The rest of what I’m about to say isn’t intended as a disagreement with what you said; I’m instead trying to grab a thread of it and explore a different piece. There’s no end goal or “point”.
In addition to anthropomorphizing machines, we also tend to anthropomorphize humans, in the sense that we attribute humanness to traits or characteristics that may be found elsewhere. In particular, because we don’t have direct access to the subjective experiences of other things (usually living creatures), we tend to take our own subjective experiences as being the sole province of humankind and claim this makes us somehow different. We also frequently conflate subjective experience with objective reality (assuming such even exists). These two statements got me thinking about it:
Both of those statements represent a specific, culturally bound, theory of mind. We believe that we have a mind that can be “seized by likenesses, and then moved to express that likeness”, in part because this is what our culture tells us about how our minds work. Our culture tells us that the mind and brain are separate things. Our culture tells us how logical thought works, so when someone asks us to explain how we reached conclusion Z from inputs X and Y, we can dutifully lay out a “thought process” that includes logical propositions A, B, C, etc., along with suitable connections between them that somehow forms the mapping (X, Y) → Z.
But is this how the mind (assuming such exists) actually mapped (X, Y) → Z? If you’re like me, you often realize you got something wrong when someone else asks you to explain your reasoning, and in the process of doing so, realize that particular line of reasoning can’t work. So is it actually how I arrived at the conclusion in the first place or did I get there by some other, possibly-hidden-from-conscious-experience means? And even if the ‘mind’ followed this process, is this how the brain accomplished the task? Or is everything about the mind and our theory of mind a post-hoc narrative with no causative connection to how we map inputs to outputs? As far as I’m aware, we currently have no concrete, observable evidence that can distinguish among any of that.
Thank you so much for that thoughtful response. A few things jumped out. When you write “is everything about the mind and our theory of mind a post-hoc narrative with no causative connection to how we map inputs to outputs?” I take your point to be that we really don’t know much about how the mind works, or about the brain-mind connection.
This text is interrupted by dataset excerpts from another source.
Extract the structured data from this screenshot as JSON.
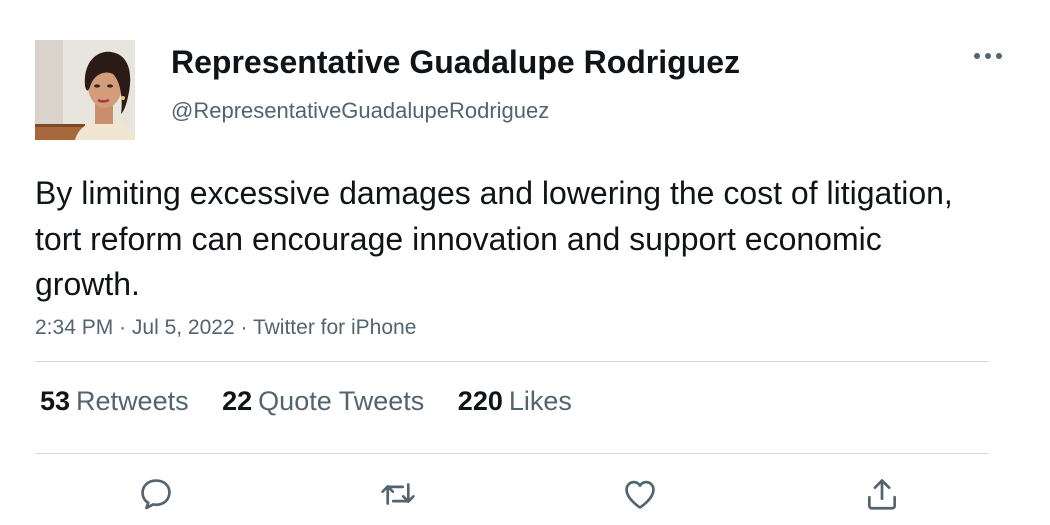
{
  "tweet": {
    "author": {
      "display_name": "Representative Guadalupe Rodriguez",
      "handle": "@RepresentativeGuadalupeRodriguez"
    },
    "text": "By limiting excessive damages and lowering the cost of litigation, tort reform can encourage innovation and support economic growth.",
    "time": "2:34 PM",
    "date": "Jul 5, 2022",
    "source": "Twitter for iPhone",
    "separator": "·",
    "stats": {
      "retweets": {
        "count": "53",
        "label": "Retweets"
      },
      "quote_tweets": {
        "count": "22",
        "label": "Quote Tweets"
      },
      "likes": {
        "count": "220",
        "label": "Likes"
      }
    },
    "actions": [
      "reply-icon",
      "retweet-icon",
      "like-icon",
      "share-icon"
    ]
  },
  "colors": {
    "text_primary": "#0f1419",
    "text_secondary": "#536471",
    "divider": "#cfd9de"
  }
}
That sounds right to me. I also agree that the brain-mind model is culturally bound; even more so the claim that the brain “erects a mind.” Still, a striking metaphor.
But I don’t think I agree that the claim that humans are intrinsically attracted to likeness is culturally bound. I’m not an anthropologist or a linguist, but I strongly suggest that likenesses, and specifically likenesses of non-human things or beings to human, are pretty universal features of human cultures. I think of the Lascaux cave paintings, totem poles from the Pacific northwest, Homeric similes, etc. Children don’t need to be taught to see horsies in the clouds. And that we really know next to nothing about how or why the brain or mind or awareness or whatever you call it sees and seizes on and derives value from such likenesses is really my point. We don’t know ourselves very well, so we should be very cautious and skeptical about identifying something else as just like us.
I’m sure there will be extremely useful things that’ll be done by people far more brilliant than me using A.I. as a tool. I just wait for the day when I can type the prompt, “Give me a new album in the style of King Crimson circa 1973” or “Create for me a film starring Abbott and Costello where they team up with Martin Luther King Jr. to battle zombie plumbers on the Moon.”
“Give me that second film with that first album as its soundtrack.”